ILLINOIS LEGISLATION CAPPING DAMAGES BEING REVIEWED

On September 17, 2007, oral arguments in the lead case challenging the constitutionality of Public Act 94-677[medical malpractice caps] took place in the Courtroom of Cook County Judge Diane Larsen. The case at issue involves Abigaile LeBron, an infant. Her family is alleging medical malpractice led to her severe and permanent injuries. Lawyers on her behalf are arguing that the 2005 law placing caps on medical malpractice awards unfairly penalizes those people who are irreparably harmed due to medical errors.

Not surprisingly, the folks behind Illinois Medical Lawsuit Reform, promptly took out a page ad in local papers bashing trial lawyers and suggesting runaway verdicts had caused "out of control premiums" and led to a shortage of doctors in the state. Not so fast.

The Americans for Insurance Reform recently provided a study the found that payouts per doctor not only failed to increase from 2001-2004[the zenith of the alleged malpractice crisis]but were stable or falling. During that same time period, malpractice premiums skyrocketed. Author Robert Hunter, the Director of Insurance for the Consumer Federation of America noted "This report is proof positive that the huge medical malpractice insurance rate increases between 2000 and 2003 were not related to a jump in claims. Rather, as in the mid 1970's and mid 1980's, they were simply the result of insurance industry economics, supplemented by insurer hype intended to divert attention away from mismanagement by insurers the caused the crisis." Insurers, as they have in the past, are running around moaning about malpractice, hoping to distract their insureds from looking into how they run their business.

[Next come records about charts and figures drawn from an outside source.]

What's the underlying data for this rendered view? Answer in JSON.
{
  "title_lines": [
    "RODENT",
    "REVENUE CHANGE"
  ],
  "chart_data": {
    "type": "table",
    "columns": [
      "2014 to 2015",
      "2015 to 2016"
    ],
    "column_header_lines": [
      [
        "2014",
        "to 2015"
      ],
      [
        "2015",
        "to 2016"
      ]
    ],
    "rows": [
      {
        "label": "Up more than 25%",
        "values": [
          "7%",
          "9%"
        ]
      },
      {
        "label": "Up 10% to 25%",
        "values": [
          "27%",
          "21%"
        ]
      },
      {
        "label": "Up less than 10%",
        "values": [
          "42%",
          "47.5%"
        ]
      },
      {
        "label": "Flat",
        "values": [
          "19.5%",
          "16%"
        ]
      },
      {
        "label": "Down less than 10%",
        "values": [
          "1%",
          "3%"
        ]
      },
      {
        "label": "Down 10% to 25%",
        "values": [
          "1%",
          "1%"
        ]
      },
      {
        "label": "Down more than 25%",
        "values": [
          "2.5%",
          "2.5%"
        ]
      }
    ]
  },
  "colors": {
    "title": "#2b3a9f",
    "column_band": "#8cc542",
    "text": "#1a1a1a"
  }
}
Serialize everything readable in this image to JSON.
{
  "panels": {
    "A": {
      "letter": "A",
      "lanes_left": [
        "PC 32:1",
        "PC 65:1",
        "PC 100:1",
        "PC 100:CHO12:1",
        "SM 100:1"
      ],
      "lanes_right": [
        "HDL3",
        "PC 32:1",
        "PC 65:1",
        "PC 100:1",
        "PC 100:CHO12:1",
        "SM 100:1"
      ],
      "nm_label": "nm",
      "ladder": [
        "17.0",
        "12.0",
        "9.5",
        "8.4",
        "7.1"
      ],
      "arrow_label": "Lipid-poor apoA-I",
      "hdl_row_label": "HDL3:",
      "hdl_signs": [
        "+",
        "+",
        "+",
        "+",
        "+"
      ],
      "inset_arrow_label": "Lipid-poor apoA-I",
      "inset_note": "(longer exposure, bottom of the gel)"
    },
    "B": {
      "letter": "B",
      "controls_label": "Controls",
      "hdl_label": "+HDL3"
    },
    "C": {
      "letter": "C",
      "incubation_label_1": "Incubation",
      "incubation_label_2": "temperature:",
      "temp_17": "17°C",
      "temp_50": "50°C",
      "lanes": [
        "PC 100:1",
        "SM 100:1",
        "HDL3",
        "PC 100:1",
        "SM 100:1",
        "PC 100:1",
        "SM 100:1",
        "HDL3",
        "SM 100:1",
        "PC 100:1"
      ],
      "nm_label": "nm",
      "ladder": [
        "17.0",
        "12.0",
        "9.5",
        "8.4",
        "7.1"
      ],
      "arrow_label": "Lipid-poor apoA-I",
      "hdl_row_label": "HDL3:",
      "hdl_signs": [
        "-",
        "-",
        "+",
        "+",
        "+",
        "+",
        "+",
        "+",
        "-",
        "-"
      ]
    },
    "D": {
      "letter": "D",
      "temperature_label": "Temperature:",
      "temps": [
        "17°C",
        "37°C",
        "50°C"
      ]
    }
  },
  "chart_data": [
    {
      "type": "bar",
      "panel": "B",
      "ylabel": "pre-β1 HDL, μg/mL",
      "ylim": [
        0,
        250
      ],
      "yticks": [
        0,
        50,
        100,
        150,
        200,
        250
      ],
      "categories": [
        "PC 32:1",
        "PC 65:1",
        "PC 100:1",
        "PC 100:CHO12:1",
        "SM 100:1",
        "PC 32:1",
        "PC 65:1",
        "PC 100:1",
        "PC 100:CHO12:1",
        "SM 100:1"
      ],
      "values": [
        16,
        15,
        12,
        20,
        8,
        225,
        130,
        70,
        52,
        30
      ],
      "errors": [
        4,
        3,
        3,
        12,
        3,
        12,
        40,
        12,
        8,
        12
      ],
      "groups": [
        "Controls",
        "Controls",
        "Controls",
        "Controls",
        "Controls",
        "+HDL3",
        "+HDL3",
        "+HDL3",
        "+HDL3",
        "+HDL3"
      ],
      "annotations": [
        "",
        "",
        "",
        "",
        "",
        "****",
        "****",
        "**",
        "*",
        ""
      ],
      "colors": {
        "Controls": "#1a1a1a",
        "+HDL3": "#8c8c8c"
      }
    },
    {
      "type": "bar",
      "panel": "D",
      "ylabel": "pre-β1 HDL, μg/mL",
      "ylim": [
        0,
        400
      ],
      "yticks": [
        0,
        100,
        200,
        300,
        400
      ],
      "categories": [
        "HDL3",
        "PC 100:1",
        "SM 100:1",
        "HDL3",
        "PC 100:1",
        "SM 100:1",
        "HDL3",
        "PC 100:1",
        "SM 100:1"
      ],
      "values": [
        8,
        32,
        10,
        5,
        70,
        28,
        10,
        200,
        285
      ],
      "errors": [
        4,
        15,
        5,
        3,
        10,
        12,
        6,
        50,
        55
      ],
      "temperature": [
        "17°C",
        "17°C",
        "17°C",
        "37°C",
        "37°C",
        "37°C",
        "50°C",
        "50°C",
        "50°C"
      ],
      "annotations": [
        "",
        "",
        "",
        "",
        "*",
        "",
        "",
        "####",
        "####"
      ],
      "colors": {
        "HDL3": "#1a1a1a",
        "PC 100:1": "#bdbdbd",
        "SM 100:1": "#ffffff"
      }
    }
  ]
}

Now the truth about doctor shortages. A recent study noted that the explanation for any doctor shortage is due to a policy instituted in the 1990's by the MEDICAL COMMUNITY. The study noted that in the mid-90's, the medical profession called for freezes on medical school slots, and cuts in residency funding. So let's review. First, doctors decide to reduce the number of medical school graduates. Then they decide to defund residency programs to train the lucky few who were able to get a medical school spot. Natural result? Less doctors. And who do they blame? Lawyers of course. A perfect example of how the tort deform lobby is willing to twist the truth to pursue their agenda of restricting access to the courts. Oh, and one final twist. The study I am referring to can be found in March, 2007 Journal of American Medical Association. That's right a medical association journal! The article describes how these policy decisions may help explain any doctor shortages.